Uma nova pesquisa sugere que uma simples mudança no estilo de vida – cozinhar em casa – pode reduzir significativamente o risco de desenvolver demência. Um estudo publicado no Journal of Epidemiology & Community Health acompanhou a saúde cerebral de adultos mais velhos ao longo de seis anos, descobrindo que a comida caseira frequente está associada a uma redução substancial nos casos de demência.
Por que isso é importante
A demência é uma crise crescente de saúde pública. À medida que a população envelhece, as taxas deverão aumentar acentuadamente, sobrecarregando os sistemas de saúde e as famílias. Este estudo sugere que medidas preventivas, como incentivar a comida caseira, podem ser uma forma económica de mitigar o impacto. Embora as mudanças no estilo de vida raramente sejam fáceis, esta é acessível à maioria das pessoas.
Principais descobertas
Os investigadores descobriram que aqueles que cozinhavam pelo menos uma vez por semana tinham taxas mais baixas de demência, sendo o efeito particularmente forte para cozinheiros inexperientes.

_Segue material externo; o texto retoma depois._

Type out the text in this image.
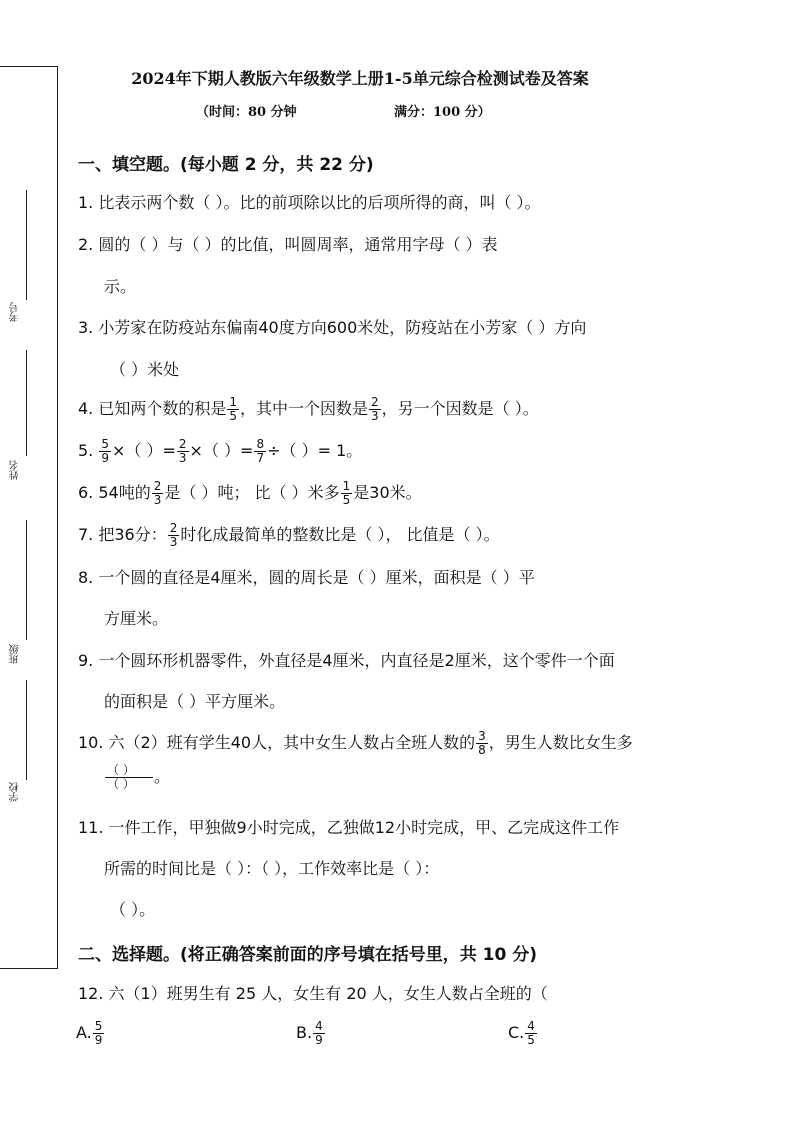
考号
姓名
班级
学校
2024年下期人教版六年级数学上册1-5单元综合检测试卷及答案
（时间：80 分钟	满分：100 分）
一、填空题。(每小题 2 分，共 22 分)
1. 比表示两个数（ ）。比的前项除以比的后项所得的商，叫（ ）。
2. 圆的（ ）与（ ）的比值，叫圆周率，通常用字母（ ）表
示。
3. 小芳家在防疫站东偏南40度方向600米处，防疫站在小芳家（ ）方向
（ ）米处
4. 已知两个数的积是 $\frac{1}{5}$ ，其中一个因数是 $\frac{2}{3}$ ，另一个因数是（ ）。
5. $\frac{5}{9}$ ×（ ）= $\frac{2}{3}$ ×（ ）= $\frac{8}{7}$ ÷（ ）= 1。
6. 54吨的 $\frac{2}{3}$ 是（ ）吨； 比（ ）米多 $\frac{1}{5}$ 是30米。
7. 把36分： $\frac{2}{3}$ 时化成最简单的整数比是（ ）， 比值是（ ）。
8. 一个圆的直径是4厘米，圆的周长是（ ）厘米，面积是（ ）平
方厘米。
9. 一个圆环形机器零件，外直径是4厘米，内直径是2厘米，这个零件一个面
的面积是（ ）平方厘米。
10. 六（2）班有学生40人，其中女生人数占全班人数的 $\frac{3}{8}$ ，男生人数比女生多
$\frac{( )}{( )}$ 。
11. 一件工作，甲独做9小时完成，乙独做12小时完成，甲、乙完成这件工作
所需的时间比是（ ）：（ ），工作效率比是（ ）：
（ ）。
二、选择题。(将正确答案前面的序号填在括号里，共 10 分)
12. 六（1）班男生有 25 人，女生有 20 人，女生人数占全班的（
A. $\frac{5}{9}$	B. $\frac{4}{9}$	C. $\frac{4}{5}$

- Homens que cozinharam do zero pelo menos uma vez por semana observaram uma redução de 23% no risco de demência.
- Mulheres obtiveram um benefício ainda maior, com uma redução de 27%.
- Cozinheiros inexperientes que cozinharam uma refeição por semana observaram uma redução de 67% no risco.
As habilidades culinárias também desempenharam um papel: aqueles que tinham mais confiança na cozinha geralmente apresentavam taxas mais baixas de demência em geral.
A ciência por trás disso
A ligação entre cozinhar e a saúde do cérebro não envolve apenas atividade física. Cozinhar envolve múltiplas funções cognitivas – planejamento, resolução de problemas, recuperação de memória e consciência sensorial. Esses exercícios mentais podem ajudar a desenvolver a reserva cognitiva, retardando o início da demência.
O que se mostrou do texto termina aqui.